Another undercover anti-chicken farm video has been circulating, accusing Canadian chicken farmers of cruelty to animals. Problem is, this video does not depict a Canadian chicken farm.
But the deception doesn’t surprise us. We expect it from the extreme left. When they howl, the news media often reports — even when it’s nonsense.
The bigger concern is that as moral relativism takes hold of our culture, our world continues its descent into chaos. For ideologues, there is no obligation anymore to stick to the truth. Ideology comes before truth and facts. The ridiculous, once checked at the door, seizes the opportunity to influence the mainstream.
In farm country, animal activists are now wilder than the animals. Have you ever seen so many attacks on agriculture by so many people who know just enough to string together a superficial argument and not enough to realize how much they don’t know?
There is something ugly in the calls to end all animal agriculture, to throw open the doors to all caged animals, as if the modern world is stifling the animals’ desire for freedom and self-fulfillment. There is no thought to what this means. The wild is unmerciful and these animals don’t stand a chance with their freedom.
Their lives are lengthened on the farm where animal comforts have increased. The animals don’t even have to do the hard work of hunting for their food. The farmer does it for them. It’s like being on holiday. To give rights to animals would demand from them responsibilities and that, as our columnist Dan Needles pointed out, would make every cat a murderer. Why do we even have to have this discussion?
The good news is that the extreme left is gaining a reputation for being so full of half-truths, it is hard to believe a word they say. But there is an audience for their absurdities: Feeding bacon to a child is as bad as giving him a cigarette. Meat is murder. The science is settled. PETA (People for the Ethical Treatment of Animals) now tell us that milk is a symbol of white supremacy. The nonsense goes on and on.
Even our province has been hoodwinked — swallowing baloney about manmade global warming, neonicotinoid-treated seeds and green energy.

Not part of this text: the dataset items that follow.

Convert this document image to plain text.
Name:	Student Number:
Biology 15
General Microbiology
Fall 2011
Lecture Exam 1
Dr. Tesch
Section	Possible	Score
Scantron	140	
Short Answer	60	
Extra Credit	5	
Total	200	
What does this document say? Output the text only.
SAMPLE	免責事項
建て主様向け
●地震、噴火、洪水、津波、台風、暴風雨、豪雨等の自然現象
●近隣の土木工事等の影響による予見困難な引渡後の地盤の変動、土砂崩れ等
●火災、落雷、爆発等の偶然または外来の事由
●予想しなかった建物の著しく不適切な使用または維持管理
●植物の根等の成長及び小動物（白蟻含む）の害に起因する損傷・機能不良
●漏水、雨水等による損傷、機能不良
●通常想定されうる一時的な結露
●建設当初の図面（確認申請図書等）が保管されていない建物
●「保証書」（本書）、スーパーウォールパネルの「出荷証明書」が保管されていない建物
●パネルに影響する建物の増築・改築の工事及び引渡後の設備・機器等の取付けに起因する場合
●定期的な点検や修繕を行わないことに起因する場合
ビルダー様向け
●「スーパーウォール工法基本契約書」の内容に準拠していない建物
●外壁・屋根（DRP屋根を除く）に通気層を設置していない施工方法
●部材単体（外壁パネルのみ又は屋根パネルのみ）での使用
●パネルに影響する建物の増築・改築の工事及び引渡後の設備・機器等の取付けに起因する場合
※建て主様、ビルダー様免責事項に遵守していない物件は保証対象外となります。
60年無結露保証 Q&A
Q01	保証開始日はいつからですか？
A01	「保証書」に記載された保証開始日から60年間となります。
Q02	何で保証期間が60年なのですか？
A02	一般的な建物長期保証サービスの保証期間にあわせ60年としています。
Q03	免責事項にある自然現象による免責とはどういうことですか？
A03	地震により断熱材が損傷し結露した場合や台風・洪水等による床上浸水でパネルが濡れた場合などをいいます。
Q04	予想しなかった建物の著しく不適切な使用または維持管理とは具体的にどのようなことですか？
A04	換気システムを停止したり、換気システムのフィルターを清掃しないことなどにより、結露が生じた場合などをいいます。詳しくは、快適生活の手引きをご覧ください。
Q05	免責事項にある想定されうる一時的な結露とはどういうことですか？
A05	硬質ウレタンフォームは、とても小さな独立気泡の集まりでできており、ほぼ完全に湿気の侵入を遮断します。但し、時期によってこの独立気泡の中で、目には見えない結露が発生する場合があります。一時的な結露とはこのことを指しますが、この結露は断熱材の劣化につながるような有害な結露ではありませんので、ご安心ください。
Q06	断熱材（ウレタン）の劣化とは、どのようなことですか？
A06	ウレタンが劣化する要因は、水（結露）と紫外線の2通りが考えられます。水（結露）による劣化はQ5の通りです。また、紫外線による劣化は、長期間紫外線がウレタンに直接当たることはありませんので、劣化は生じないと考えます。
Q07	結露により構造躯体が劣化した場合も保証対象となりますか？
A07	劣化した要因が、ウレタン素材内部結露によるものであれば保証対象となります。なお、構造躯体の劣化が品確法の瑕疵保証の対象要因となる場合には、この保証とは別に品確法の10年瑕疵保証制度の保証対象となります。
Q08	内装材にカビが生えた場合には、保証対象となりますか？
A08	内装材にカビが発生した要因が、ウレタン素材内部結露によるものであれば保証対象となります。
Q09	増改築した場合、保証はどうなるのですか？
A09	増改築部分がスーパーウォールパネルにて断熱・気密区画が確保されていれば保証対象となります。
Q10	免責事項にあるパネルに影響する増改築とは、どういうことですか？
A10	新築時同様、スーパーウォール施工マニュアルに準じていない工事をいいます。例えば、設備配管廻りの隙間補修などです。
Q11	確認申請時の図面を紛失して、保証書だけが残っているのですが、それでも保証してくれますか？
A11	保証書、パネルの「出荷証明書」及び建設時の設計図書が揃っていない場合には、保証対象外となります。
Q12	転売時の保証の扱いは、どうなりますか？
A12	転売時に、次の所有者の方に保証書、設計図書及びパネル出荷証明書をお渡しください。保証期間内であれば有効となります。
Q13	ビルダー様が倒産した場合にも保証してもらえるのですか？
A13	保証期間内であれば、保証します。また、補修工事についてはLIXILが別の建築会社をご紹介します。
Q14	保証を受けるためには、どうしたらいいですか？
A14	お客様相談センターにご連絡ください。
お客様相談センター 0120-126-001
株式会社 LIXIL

There is one welcome development from, of all places, Greenpeace. Faced with a huge lawsuit from wood and paper company Resolute Forest Products, Greenpeace lawyers have just admitted their tough talk about the paper company was just baloney. What a great marketing idea. Scare people into giving you money.

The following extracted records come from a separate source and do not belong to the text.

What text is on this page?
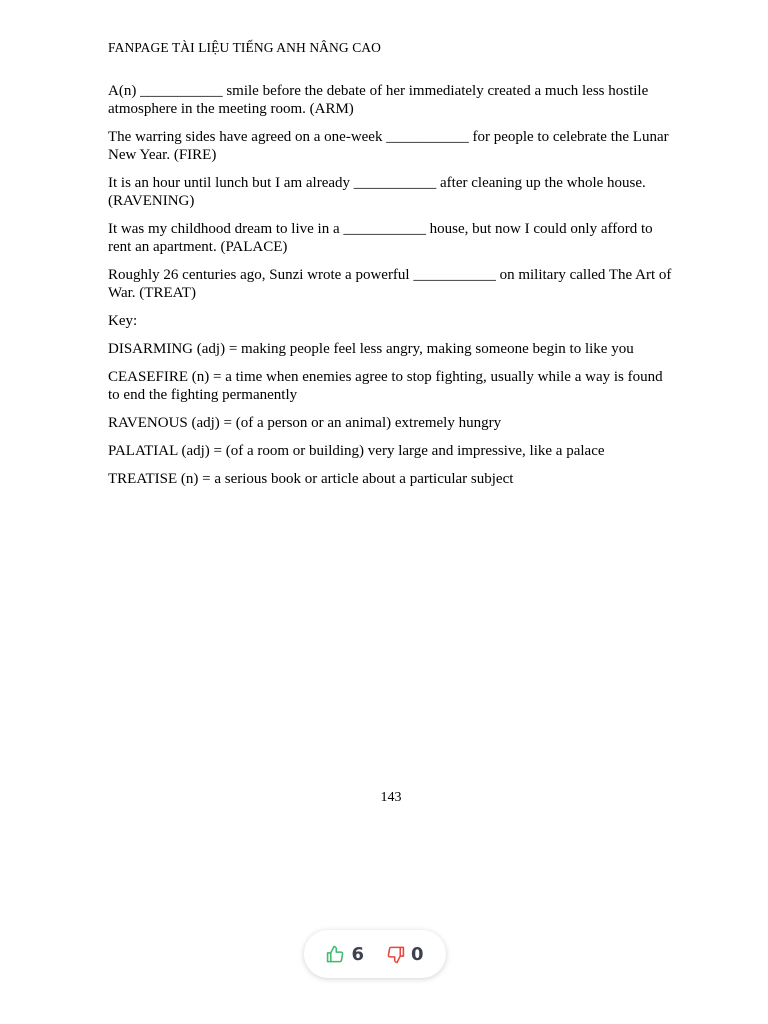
FANPAGE TÀI LIỆU TIẾNG ANH NÂNG CAO

A(n) ___________ smile before the debate of her immediately created a much less hostile atmosphere in the meeting room. (ARM)

The warring sides have agreed on a one-week ___________ for people to celebrate the Lunar New Year. (FIRE)

It is an hour until lunch but I am already ___________ after cleaning up the whole house. (RAVENING)

It was my childhood dream to live in a ___________ house, but now I could only afford to rent an apartment. (PALACE)

Roughly 26 centuries ago, Sunzi wrote a powerful ___________ on military called The Art of War. (TREAT)

Key:

DISARMING (adj) = making people feel less angry, making someone begin to like you

CEASEFIRE (n) = a time when enemies agree to stop fighting, usually while a way is found to end the fighting permanently

RAVENOUS (adj) = (of a person or an animal) extremely hungry

PALATIAL (adj) = (of a room or building) very large and impressive, like a palace

TREATISE (n) = a serious book or article about a particular subject

143
6	0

Vancouver-based Greenpeace has been aggressively targeting the paper company by calling it a “forest destroyer” and responsible for the “caribou death spiral and extinction.” It pressured customers to cancel their paper supply orders from Resolute Forest Products.
The Montreal-based paper company punched back. It tallied its losses at about $100 million and has sued Greenpeace International in a Georgia-state court, calling the organization a “global fraud” that has duped its donors with “materially false and misleading claims.”
The paper company is also suing Greenpeace for $7 million for defamation in an Ontario court. None of the allegations have been tested in court.
Greenpeace lawyers now say that Greenpeace didn’t mean what it said. It was “no more than opinion based on disclosed facts.”
In a submission to dismiss the lawsuit, they argue that Greenpeace “will often use forceful language to make their point. They do not hew to strict literalisms or scientific precision but regularly use words ‘in a loose, figurative sense’ to express ‘strong disagreement’ and attack their intellectual opponents through ‘rhetorical hyperbole’ or ‘vigorous epithet(s).’”
In the spirit of making things up as one goes along, it makes a big difference if I start by saying I don’t mean what I say. And what could I say if I were to decide not to hew to strict literalism and offer an opinion based on disclosed facts?
Based on anecdotal evidence, I could conclude that extreme environmentalists are late-night channel surfers who would like to move out of their parents’ basements. Ditto for extreme animal activists except that they have no intention of moving. Said in a very loose and figurative sense, of course.